A fusão entre Warner Bros. Discovery e Paramount Skydance, avaliada em US$ 110,9 bilhões, não sairá do papel neste ano, afinal, as duas empresas concordaram nesta sexta-feira (24) em adiar a conclusão do negócio até 1º de junho de 2027, ou até cinco dias após uma decisão judicial sobre a ação antitruste que tenta bloquear a fusão.
Ação de 12 estados motivou a suspensão
O acordo estende uma paralisação já imposta no início da semana pela Justiça da Califórnia, que atendeu ao pedido de uma coalizão liderada pelo procurador-geral do estado.

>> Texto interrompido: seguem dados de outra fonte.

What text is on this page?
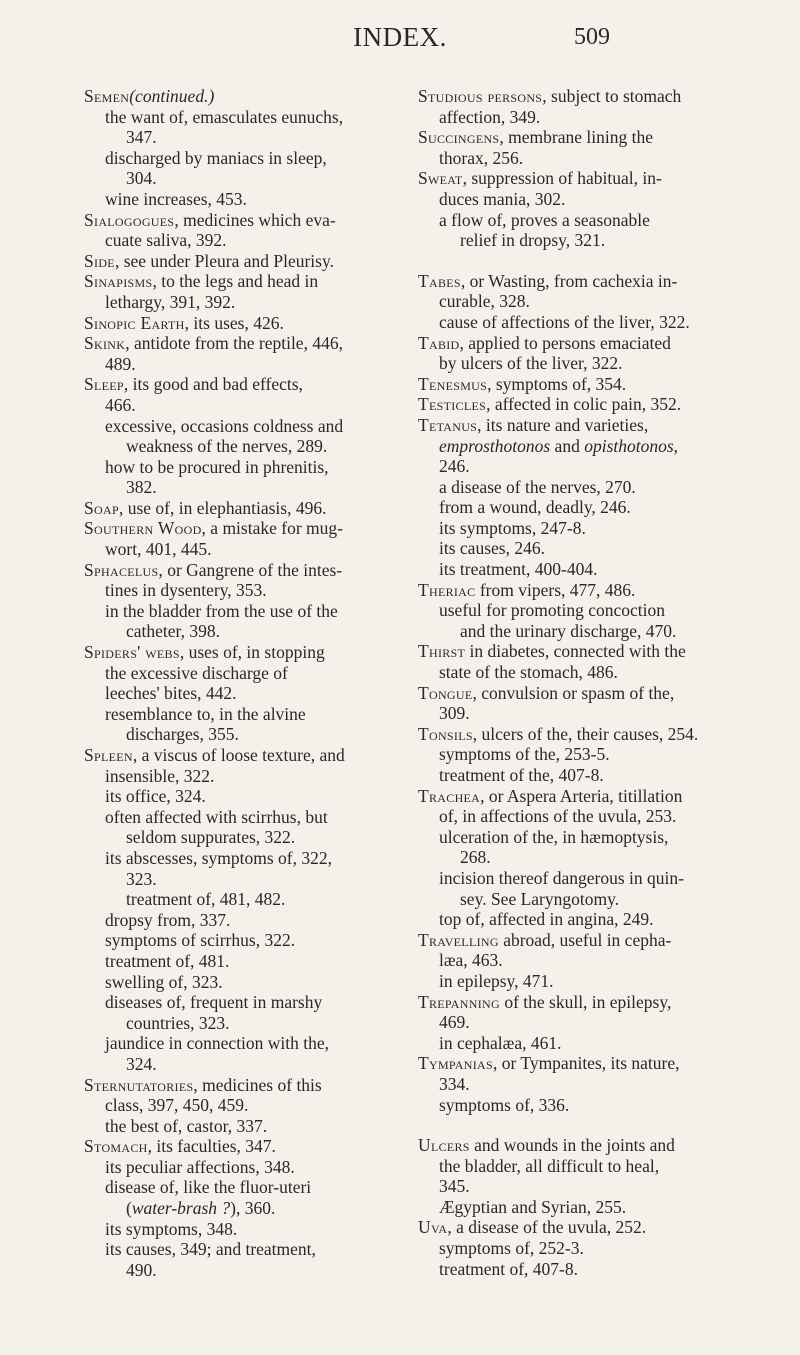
INDEX.	509
Semen(continued.)
the want of, emasculates eunuchs,
347.
discharged by maniacs in sleep,
304.
wine increases, 453.
Sialogogues, medicines which eva-
cuate saliva, 392.
Side, see under Pleura and Pleurisy.
Sinapisms, to the legs and head in
lethargy, 391, 392.
Sinopic Earth, its uses, 426.
Skink, antidote from the reptile, 446,
489.
Sleep, its good and bad effects,
466.
excessive, occasions coldness and
weakness of the nerves, 289.
how to be procured in phrenitis,
382.
Soap, use of, in elephantiasis, 496.
Southern Wood, a mistake for mug-
wort, 401, 445.
Sphacelus, or Gangrene of the intes-
tines in dysentery, 353.
in the bladder from the use of the
catheter, 398.
Spiders' webs, uses of, in stopping
the excessive discharge of
leeches' bites, 442.
resemblance to, in the alvine
discharges, 355.
Spleen, a viscus of loose texture, and
insensible, 322.
its office, 324.
often affected with scirrhus, but
seldom suppurates, 322.
its abscesses, symptoms of, 322,
323.
treatment of, 481, 482.
dropsy from, 337.
symptoms of scirrhus, 322.
treatment of, 481.
swelling of, 323.
diseases of, frequent in marshy
countries, 323.
jaundice in connection with the,
324.
Sternutatories, medicines of this
class, 397, 450, 459.
the best of, castor, 337.
Stomach, its faculties, 347.
its peculiar affections, 348.
disease of, like the fluor-uteri
(water-brash ?), 360.
its symptoms, 348.
its causes, 349; and treatment,
490.
Studious persons, subject to stomach
affection, 349.
Succingens, membrane lining the
thorax, 256.
Sweat, suppression of habitual, in-
duces mania, 302.
a flow of, proves a seasonable
relief in dropsy, 321.
Tabes, or Wasting, from cachexia in-
curable, 328.
cause of affections of the liver, 322.
Tabid, applied to persons emaciated
by ulcers of the liver, 322.
Tenesmus, symptoms of, 354.
Testicles, affected in colic pain, 352.
Tetanus, its nature and varieties,
emprosthotonos and opisthotonos,
246.
a disease of the nerves, 270.
from a wound, deadly, 246.
its symptoms, 247-8.
its causes, 246.
its treatment, 400-404.
Theriac from vipers, 477, 486.
useful for promoting concoction
and the urinary discharge, 470.
Thirst in diabetes, connected with the
state of the stomach, 486.
Tongue, convulsion or spasm of the,
309.
Tonsils, ulcers of the, their causes, 254.
symptoms of the, 253-5.
treatment of the, 407-8.
Trachea, or Aspera Arteria, titillation
of, in affections of the uvula, 253.
ulceration of the, in hæmoptysis,
268.
incision thereof dangerous in quin-
sey. See Laryngotomy.
top of, affected in angina, 249.
Travelling abroad, useful in cepha-
læa, 463.
in epilepsy, 471.
Trepanning of the skull, in epilepsy,
469.
in cephalæa, 461.
Tympanias, or Tympanites, its nature,
334.
symptoms of, 336.
Ulcers and wounds in the joints and
the bladder, all difficult to heal,
345.
Ægyptian and Syrian, 255.
Uva, a disease of the uvula, 252.
symptoms of, 252-3.
treatment of, 407-8.
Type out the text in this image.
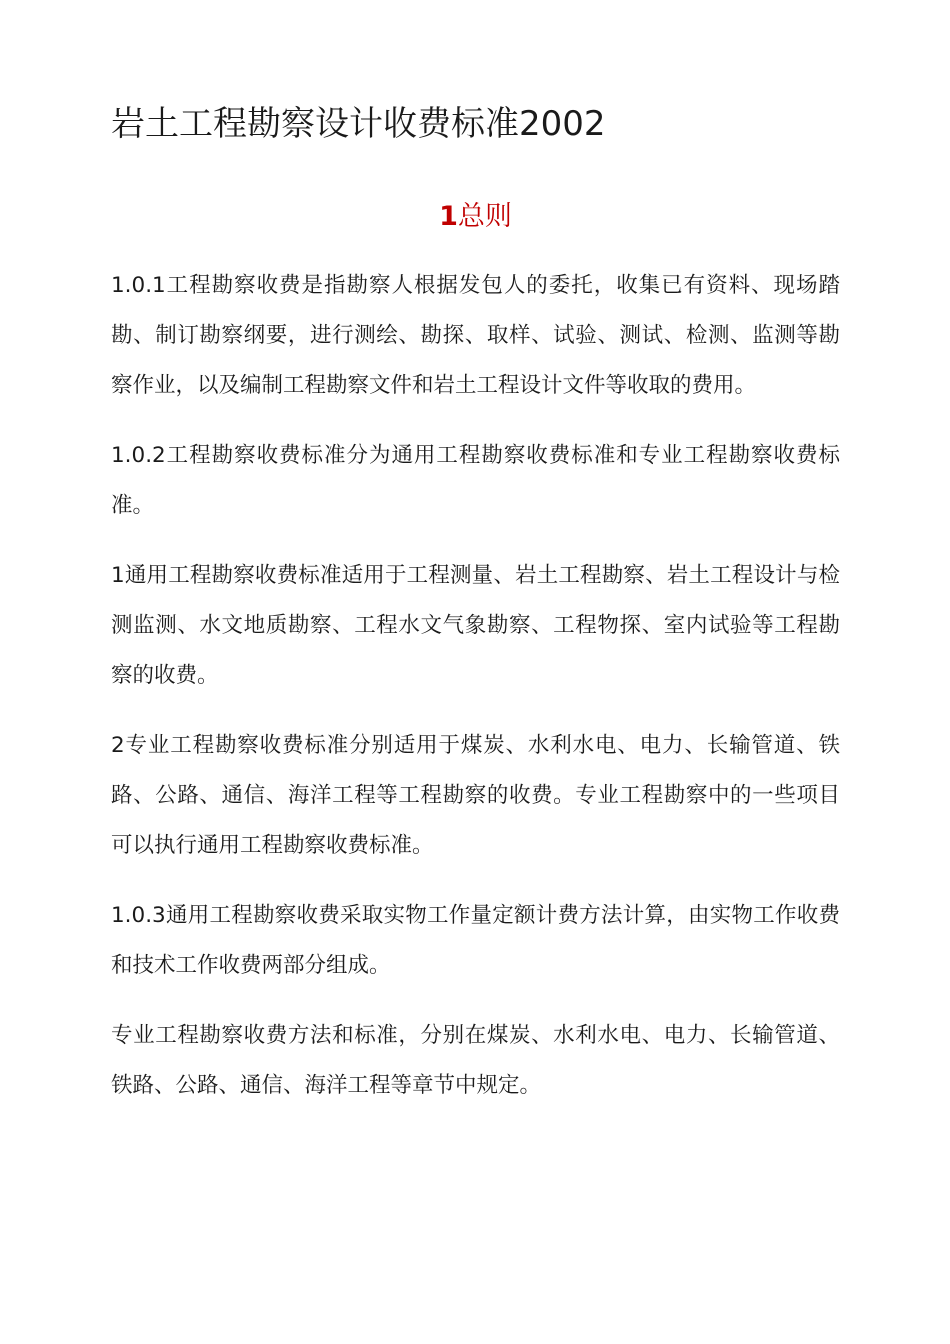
岩土工程勘察设计收费标准2002
1总则

1.0.1工程勘察收费是指勘察人根据发包人的委托，收集已有资料、现场踏勘、制订勘察纲要，进行测绘、勘探、取样、试验、测试、检测、监测等勘察作业，以及编制工程勘察文件和岩土工程设计文件等收取的费用。

1.0.2工程勘察收费标准分为通用工程勘察收费标准和专业工程勘察收费标准。

1通用工程勘察收费标准适用于工程测量、岩土工程勘察、岩土工程设计与检测监测、水文地质勘察、工程水文气象勘察、工程物探、室内试验等工程勘察的收费。

2专业工程勘察收费标准分别适用于煤炭、水利水电、电力、长输管道、铁路、公路、通信、海洋工程等工程勘察的收费。专业工程勘察中的一些项目可以执行通用工程勘察收费标准。

1.0.3通用工程勘察收费采取实物工作量定额计费方法计算，由实物工作收费和技术工作收费两部分组成。

专业工程勘察收费方法和标准，分别在煤炭、水利水电、电力、长输管道、铁路、公路、通信、海洋工程等章节中规定。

Doze estados norte-americanos argumentam que a união das duas companhias concentraria poder excessivo nos mercados de distribuição cinematográfica e de canais de televisão por assinatura, com Paramount e Warner passando a controlar juntas cerca de 27% do mercado de distribuição de filmes com lançamento amplo nos Estados Unidos.
Por isso, a audiência sobre a injunção preliminar, que estava marcada para 3 de agosto, acabou cancelada.
Multas podem chegar a US$ 1,7 bilhão
Com o adiamento, o negócio segue direto para o julgamento do mérito, e os advogados de ambas as empresas devem propor um novo cronograma até o final de julho.
O atraso, no entanto, tem um custo alto para a Paramount: caso a operação não seja concluída até 30 de setembro, a empresa poderá ter que pagar cerca de US$ 7 milhões por dia em multas aos acionistas da Warner, valor que pode somar até US$ 1,7 bilhão se o negócio se estender até junho de 2027.
Writers Guild também contesta o acordo
Além dos estados, a fusão enfrenta oposição da Writers Guild of America, sindicato que representa roteiristas nos Estados Unidos, sob o argumento de que a concentração do mercado poderia reduzir a demanda por profissionais de roteiro.
A Paramount, por sua vez, sustenta que a união entre as duas companhias é necessária para enfrentar a concorrência de gigantes da tecnologia e do streaming, como Netflix, Amazon e Apple, e argumenta que um atraso prolongado prejudicaria empregados e produtores de uma indústria já em retração.